The Illinois Interagency Council on Early Intervention’s “Principles of Early Intervention” guide the outcomes families and early intervention providers hope to achieve throughout a child’s time in the Illinois early intervention program. This revised version of the principles was published in January 2021.

  1. The primary goal of Early Intervention (EI) is to build caregiver capacity by supporting their ability to promote their child’s optimal development and to facilitate their child’s participation in family and community activities.
  2. The focus of EI is to facilitate the active participation of families in the EI process by engaging caregivers in the planning and implementation of services, including embedding intervention strategies into family life, such as routines, activities and interactions with their child. It is the family/caregivers who provide the real EI by creatively adapting their caregiving methods to facilitate the development of their child, while balancing the needs of the rest of their family.
  3. EI requires a collaborative relationship between families and professionals, with equal participation by all those involved in the process.  An on-going, equal family-professional partnership and dialogue is needed to develop, implement, monitor, and modify intervention strategies and services.
  4. Intervention must be linked to specific, Individualized Family Service Plan (IFSP) goals that are family-centered, culturally relevant, functional, and measurable using culturally and linguistically responsive and affirming practices.  Services and intervention strategies should focus on supporting each family’s IFSP outcomes, as well as promoting child and family outcomes that support communication access.
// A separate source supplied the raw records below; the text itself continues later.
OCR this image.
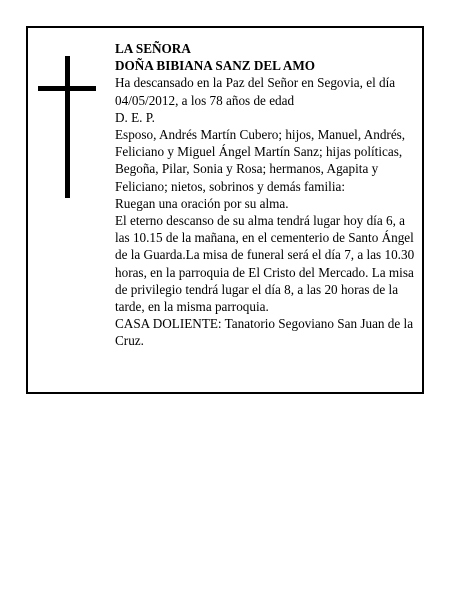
LA SEÑORA

DOÑA BIBIANA SANZ DEL AMO

Ha descansado en la Paz del Señor en Segovia, el día 04/05/2012, a los 78 años de edad

D. E. P.

Esposo, Andrés Martín Cubero; hijos, Manuel, Andrés, Feliciano y Miguel Ángel Martín Sanz; hijas políticas, Begoña, Pilar, Sonia y Rosa; hermanos, Agapita y Feliciano; nietos, sobrinos y demás familia:

Ruegan una oración por su alma.

El eterno descanso de su alma tendrá lugar hoy día 6, a las 10.15 de la mañana, en el cementerio de Santo Ángel de la Guarda.La misa de funeral será el día 7, a las 10.30 horas, en la parroquia de El Cristo del Mercado. La misa de privilegio tendrá lugar el día 8, a las 20 horas de la tarde, en la misma parroquia.

CASA DOLIENTE: Tanatorio Segoviano San Juan de la Cruz.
  5. Services and interventions shall be integrated into a comprehensive IFSP that requires families and professionals work together to consistently exchange knowledge and information with each other. It also requires collaborating across disciplines within the broader early childhood system to increase the team’s capacity to jointly solve problems and implement interventions.  The plan shall be built around family strengths, priorities, resources, routines and activities and avoid unnecessary duplication of services. Services and strategies are based upon the best available research, recommended practices in the field and special education laws and regulations.
  6. Services, interventions and progress should be monitored periodically through ongoing observations and discussions with all team members to ensure that the strategies implemented are successful in achieving outcomes.
  7. Ongoing communication and collaboration with EI professionals, family members and professionals in partnering systems outside of EI, who are supporting each family is encouraged. Ongoing communication among all team members allows for coordinated, culturally-relevant and comprehensive services within and across systems to best support families’ priorities, changing circumstances, and transitions.
  8. Children and their families in the EI Program deserve to have services of the highest quality possible. High standards will be set for the training and credentialing of administrative and intervention staff. Training, supervision, and technology will be focused to achieve excellence.